Tillie Olsen respira pienamente l’aria del suo tempo. Nata nel 1912 in Nebraska da una famiglia ebraico-russa, è figlia di emigrati negli Stati Uniti dopo la fallita rivoluzione del 1905. Vicini a organizzazioni marxiste e attivi nelle organizzazioni dei lavoratori, i genitori consentono a Tillie di frequentare le scuole superiori – che per l’epoca è un traguardo non da poco – ma le condizioni di grave povertà (non dispone, per esempio, di libri da leggere) la costringono ad abbandonare gli studi per cercare lavoro. Nei primi anni Trenta inizia a scrivere e a pubblicare racconti e parti di romanzi, ma la scrittura anche in futuro verrà sempre interrotta per l’accudimento dei quattro figli. Dopo la guerra e in particolare negli anni Cinquanta, Olsen riprende a scrivere e a pubblicare con maggiore frequenza, ottenendo successi, premi e riconoscimenti anche da parte di università prestigiose (Amherst College, Stanford dove è visiting professor nel 1972, MIT, University of California, dove tiene conferenze). Morirà nel 2007 e la sua voce potente e libera è ricordata come un punto fermo della letteratura americana contemporanea.

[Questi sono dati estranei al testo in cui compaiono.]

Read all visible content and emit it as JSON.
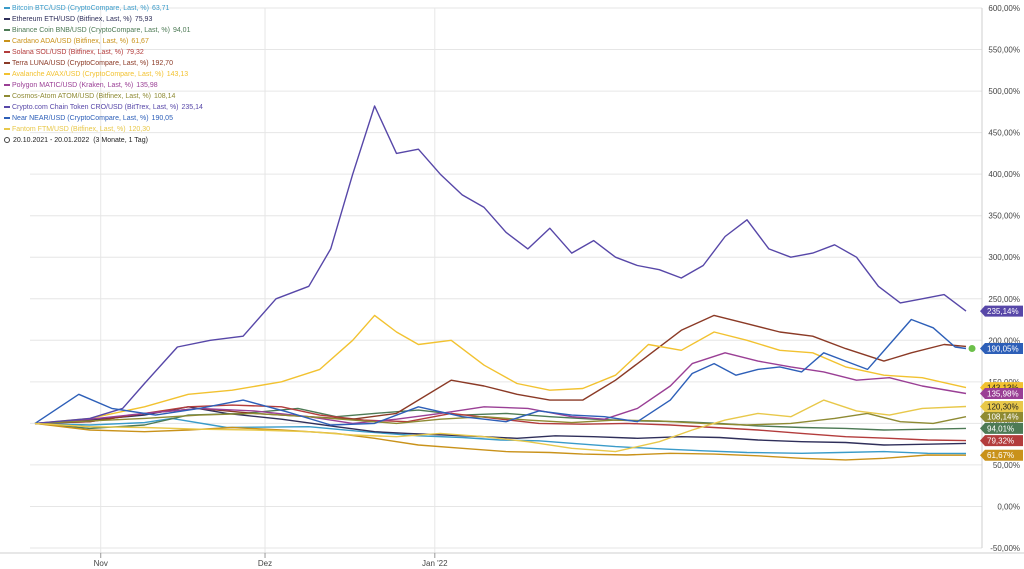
{
  "chart_data": {
    "type": "line",
    "date_range": "20.10.2021 - 20.01.2022",
    "period": "(3 Monate, 1 Tag)",
    "x_ticks": [
      "Nov",
      "Dez",
      "Jan '22"
    ],
    "y_ticks": [
      "600,00%",
      "550,00%",
      "500,00%",
      "450,00%",
      "400,00%",
      "350,00%",
      "300,00%",
      "250,00%",
      "200,00%",
      "150,00%",
      "100,00%",
      "50,00%",
      "0,00%",
      "-50,00%"
    ],
    "ylim": [
      -50,
      600
    ],
    "grid": true,
    "legend_position": "top-left",
    "series": [
      {
        "name": "Bitcoin BTC/USD (CryptoCompare, Last, %)",
        "last": "63,71",
        "badge": "",
        "color": "#3a9bc9",
        "points": [
          [
            0,
            100
          ],
          [
            10,
            98
          ],
          [
            20,
            101
          ],
          [
            25,
            106
          ],
          [
            35,
            95
          ],
          [
            50,
            96
          ],
          [
            60,
            90
          ],
          [
            70,
            85
          ],
          [
            78,
            83
          ],
          [
            85,
            80
          ],
          [
            92,
            79
          ],
          [
            98,
            76
          ],
          [
            106,
            72
          ],
          [
            115,
            69
          ],
          [
            122,
            67
          ],
          [
            130,
            65
          ],
          [
            140,
            64
          ],
          [
            147,
            65
          ],
          [
            155,
            66
          ],
          [
            163,
            64
          ],
          [
            170,
            63.7
          ]
        ]
      },
      {
        "name": "Ethereum ETH/USD (Bitfinex, Last, %)",
        "last": "75,93",
        "badge": "",
        "color": "#2f2f5a",
        "points": [
          [
            0,
            100
          ],
          [
            10,
            104
          ],
          [
            20,
            110
          ],
          [
            28,
            120
          ],
          [
            35,
            112
          ],
          [
            45,
            105
          ],
          [
            55,
            96
          ],
          [
            62,
            90
          ],
          [
            68,
            88
          ],
          [
            75,
            86
          ],
          [
            82,
            84
          ],
          [
            88,
            82
          ],
          [
            95,
            85
          ],
          [
            102,
            84
          ],
          [
            110,
            82
          ],
          [
            118,
            84
          ],
          [
            125,
            83
          ],
          [
            132,
            80
          ],
          [
            140,
            78
          ],
          [
            148,
            77
          ],
          [
            155,
            74
          ],
          [
            163,
            75
          ],
          [
            170,
            75.9
          ]
        ]
      },
      {
        "name": "Binance Coin BNB/USD (CryptoCompare, Last, %)",
        "last": "94,01",
        "badge": "94,01%",
        "color": "#4d7a55",
        "points": [
          [
            0,
            100
          ],
          [
            10,
            94
          ],
          [
            20,
            98
          ],
          [
            28,
            110
          ],
          [
            38,
            112
          ],
          [
            48,
            118
          ],
          [
            55,
            108
          ],
          [
            62,
            112
          ],
          [
            70,
            116
          ],
          [
            78,
            110
          ],
          [
            86,
            112
          ],
          [
            94,
            108
          ],
          [
            102,
            105
          ],
          [
            110,
            103
          ],
          [
            118,
            102
          ],
          [
            125,
            100
          ],
          [
            132,
            97
          ],
          [
            140,
            95
          ],
          [
            148,
            94
          ],
          [
            155,
            92
          ],
          [
            163,
            93
          ],
          [
            170,
            94
          ]
        ]
      },
      {
        "name": "Cardano ADA/USD (Bitfinex, Last, %)",
        "last": "61,67",
        "badge": "61,67%",
        "color": "#c9921a",
        "points": [
          [
            0,
            100
          ],
          [
            10,
            92
          ],
          [
            20,
            90
          ],
          [
            28,
            92
          ],
          [
            36,
            95
          ],
          [
            45,
            92
          ],
          [
            55,
            88
          ],
          [
            62,
            82
          ],
          [
            70,
            74
          ],
          [
            78,
            70
          ],
          [
            86,
            66
          ],
          [
            94,
            65
          ],
          [
            100,
            63
          ],
          [
            108,
            62
          ],
          [
            116,
            64
          ],
          [
            124,
            63
          ],
          [
            132,
            61
          ],
          [
            140,
            58
          ],
          [
            148,
            56
          ],
          [
            155,
            58
          ],
          [
            163,
            62
          ],
          [
            170,
            61.7
          ]
        ]
      },
      {
        "name": "Solana SOL/USD (Bitfinex, Last, %)",
        "last": "79,32",
        "badge": "79,32%",
        "color": "#b33c3c",
        "points": [
          [
            0,
            100
          ],
          [
            10,
            102
          ],
          [
            20,
            112
          ],
          [
            28,
            120
          ],
          [
            36,
            122
          ],
          [
            45,
            120
          ],
          [
            52,
            110
          ],
          [
            60,
            104
          ],
          [
            68,
            102
          ],
          [
            76,
            112
          ],
          [
            84,
            106
          ],
          [
            92,
            100
          ],
          [
            100,
            99
          ],
          [
            108,
            100
          ],
          [
            116,
            98
          ],
          [
            124,
            95
          ],
          [
            132,
            92
          ],
          [
            140,
            88
          ],
          [
            148,
            84
          ],
          [
            156,
            82
          ],
          [
            163,
            80
          ],
          [
            170,
            79.3
          ]
        ]
      },
      {
        "name": "Terra LUNA/USD (CryptoCompare, Last, %)",
        "last": "192,70",
        "badge": "",
        "color": "#8b3a26",
        "points": [
          [
            0,
            100
          ],
          [
            10,
            102
          ],
          [
            20,
            112
          ],
          [
            30,
            118
          ],
          [
            40,
            112
          ],
          [
            50,
            108
          ],
          [
            58,
            105
          ],
          [
            66,
            112
          ],
          [
            76,
            152
          ],
          [
            82,
            145
          ],
          [
            88,
            135
          ],
          [
            94,
            128
          ],
          [
            100,
            128
          ],
          [
            106,
            152
          ],
          [
            112,
            182
          ],
          [
            118,
            212
          ],
          [
            124,
            230
          ],
          [
            130,
            220
          ],
          [
            136,
            210
          ],
          [
            142,
            205
          ],
          [
            148,
            190
          ],
          [
            155,
            175
          ],
          [
            160,
            185
          ],
          [
            166,
            195
          ],
          [
            170,
            192.7
          ]
        ]
      },
      {
        "name": "Avalanche AVAX/USD (CryptoCompare, Last, %)",
        "last": "143,13",
        "badge": "143,13%",
        "color": "#f2c230",
        "points": [
          [
            0,
            100
          ],
          [
            10,
            106
          ],
          [
            20,
            120
          ],
          [
            28,
            135
          ],
          [
            36,
            140
          ],
          [
            45,
            150
          ],
          [
            52,
            165
          ],
          [
            58,
            200
          ],
          [
            62,
            230
          ],
          [
            66,
            210
          ],
          [
            70,
            195
          ],
          [
            76,
            200
          ],
          [
            82,
            170
          ],
          [
            88,
            148
          ],
          [
            94,
            140
          ],
          [
            100,
            142
          ],
          [
            106,
            158
          ],
          [
            112,
            195
          ],
          [
            118,
            188
          ],
          [
            124,
            210
          ],
          [
            130,
            200
          ],
          [
            136,
            188
          ],
          [
            142,
            185
          ],
          [
            148,
            168
          ],
          [
            155,
            158
          ],
          [
            162,
            155
          ],
          [
            170,
            143.1
          ]
        ]
      },
      {
        "name": "Polygon MATIC/USD (Kraken, Last, %)",
        "last": "135,98",
        "badge": "135,98%",
        "color": "#9a3f95",
        "points": [
          [
            0,
            100
          ],
          [
            10,
            105
          ],
          [
            20,
            112
          ],
          [
            30,
            118
          ],
          [
            40,
            115
          ],
          [
            50,
            108
          ],
          [
            58,
            100
          ],
          [
            66,
            105
          ],
          [
            74,
            112
          ],
          [
            82,
            120
          ],
          [
            90,
            118
          ],
          [
            98,
            108
          ],
          [
            104,
            105
          ],
          [
            110,
            118
          ],
          [
            116,
            145
          ],
          [
            120,
            172
          ],
          [
            126,
            185
          ],
          [
            132,
            175
          ],
          [
            138,
            168
          ],
          [
            144,
            162
          ],
          [
            150,
            152
          ],
          [
            156,
            155
          ],
          [
            162,
            145
          ],
          [
            170,
            136
          ]
        ]
      },
      {
        "name": "Cosmos-Atom ATOM/USD (Bitfinex, Last, %)",
        "last": "108,14",
        "badge": "108,14%",
        "color": "#8e8a33",
        "points": [
          [
            0,
            100
          ],
          [
            10,
            103
          ],
          [
            20,
            106
          ],
          [
            30,
            110
          ],
          [
            40,
            112
          ],
          [
            50,
            108
          ],
          [
            58,
            104
          ],
          [
            66,
            100
          ],
          [
            74,
            105
          ],
          [
            82,
            108
          ],
          [
            90,
            104
          ],
          [
            98,
            101
          ],
          [
            106,
            104
          ],
          [
            114,
            103
          ],
          [
            122,
            100
          ],
          [
            130,
            98
          ],
          [
            138,
            100
          ],
          [
            146,
            106
          ],
          [
            152,
            112
          ],
          [
            158,
            102
          ],
          [
            164,
            100
          ],
          [
            170,
            108.1
          ]
        ]
      },
      {
        "name": "Crypto.com Chain Token CRO/USD (BitTrex, Last, %)",
        "last": "235,14",
        "badge": "235,14%",
        "color": "#5747a8",
        "points": [
          [
            0,
            100
          ],
          [
            10,
            106
          ],
          [
            16,
            118
          ],
          [
            20,
            148
          ],
          [
            26,
            192
          ],
          [
            32,
            200
          ],
          [
            38,
            205
          ],
          [
            44,
            250
          ],
          [
            50,
            265
          ],
          [
            54,
            310
          ],
          [
            58,
            400
          ],
          [
            62,
            482
          ],
          [
            66,
            425
          ],
          [
            70,
            430
          ],
          [
            74,
            400
          ],
          [
            78,
            375
          ],
          [
            82,
            360
          ],
          [
            86,
            330
          ],
          [
            90,
            310
          ],
          [
            94,
            335
          ],
          [
            98,
            305
          ],
          [
            102,
            320
          ],
          [
            106,
            300
          ],
          [
            110,
            290
          ],
          [
            114,
            285
          ],
          [
            118,
            275
          ],
          [
            122,
            290
          ],
          [
            126,
            325
          ],
          [
            130,
            345
          ],
          [
            134,
            310
          ],
          [
            138,
            300
          ],
          [
            142,
            305
          ],
          [
            146,
            315
          ],
          [
            150,
            300
          ],
          [
            154,
            265
          ],
          [
            158,
            245
          ],
          [
            162,
            250
          ],
          [
            166,
            255
          ],
          [
            170,
            235.1
          ]
        ]
      },
      {
        "name": "Near NEAR/USD (CryptoCompare, Last, %)",
        "last": "190,05",
        "badge": "190,05%",
        "color": "#2d5fb8",
        "points": [
          [
            0,
            100
          ],
          [
            8,
            135
          ],
          [
            14,
            118
          ],
          [
            22,
            110
          ],
          [
            30,
            118
          ],
          [
            38,
            128
          ],
          [
            46,
            114
          ],
          [
            54,
            98
          ],
          [
            62,
            100
          ],
          [
            70,
            120
          ],
          [
            78,
            108
          ],
          [
            86,
            102
          ],
          [
            92,
            115
          ],
          [
            98,
            110
          ],
          [
            104,
            108
          ],
          [
            110,
            102
          ],
          [
            116,
            128
          ],
          [
            120,
            160
          ],
          [
            124,
            172
          ],
          [
            128,
            158
          ],
          [
            132,
            165
          ],
          [
            136,
            168
          ],
          [
            140,
            162
          ],
          [
            144,
            185
          ],
          [
            148,
            175
          ],
          [
            152,
            165
          ],
          [
            156,
            195
          ],
          [
            160,
            225
          ],
          [
            164,
            215
          ],
          [
            168,
            192
          ],
          [
            170,
            190.1
          ]
        ]
      },
      {
        "name": "Fantom FTM/USD (Bitfinex, Last, %)",
        "last": "120,30",
        "badge": "120,30%",
        "color": "#e8c84a",
        "points": [
          [
            0,
            100
          ],
          [
            10,
            96
          ],
          [
            20,
            95
          ],
          [
            30,
            93
          ],
          [
            40,
            92
          ],
          [
            50,
            90
          ],
          [
            58,
            86
          ],
          [
            66,
            84
          ],
          [
            74,
            88
          ],
          [
            82,
            84
          ],
          [
            90,
            78
          ],
          [
            98,
            70
          ],
          [
            106,
            66
          ],
          [
            114,
            78
          ],
          [
            120,
            92
          ],
          [
            126,
            104
          ],
          [
            132,
            112
          ],
          [
            138,
            108
          ],
          [
            144,
            128
          ],
          [
            150,
            115
          ],
          [
            156,
            110
          ],
          [
            162,
            118
          ],
          [
            170,
            120.3
          ]
        ]
      }
    ]
  }
}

Yonnondio è la storia di un testo perduto e ritrovato. Tillie Olsen comincia a scrivere questo libro agli inizi degli anni Trenta, a intermittenza dal 1932 al 1937 in vari luoghi del Paese; poi verrà messo da parte per far fronte alle necessità di natura economica della famiglia e sarà ritrovato solo negli anni Settanta, quando il romanzo verrà ricomposto sulla base dei testi e degli appunti di quarant’anni prima ritrovati tra vecchie carte abbandonate in soffitta. Come ricorda Biagiotti, «“Yonnondio” è un termine della tribù nativa americana degli irochesi, il cui significato ruota attorno al concetto di “lamento per una perdita”». La parola è presa di peso da una poesia di Walt Whitman, con un riferimento che non è affatto casuale: Whitman è il poeta della nazione americana, ma è anche colui che conosce le contraddizioni e la poliformità dell’io («Mi contraddico? / Certo, mi contraddico. / Sono vasto, contengo moltitudini», cfr. Canto di me stesso in Foglie d’erba; e la stessa Olsen scrive: «Odo cantare l’America, odo i canti molteplici», cfr. Yonnondio, p. 95), che ha saputo incarnare e restituire così piena cittadinanza letteraria alle diversità, spesso difficilmente conciliabili, insite in un intero popolo, anche in termini di differenze culturali, sociali, religiose e etniche. Tra queste moltitudini, che sono anche dentro ogni uomo, Olsen invita a guardare ai diversi, agli invisibili.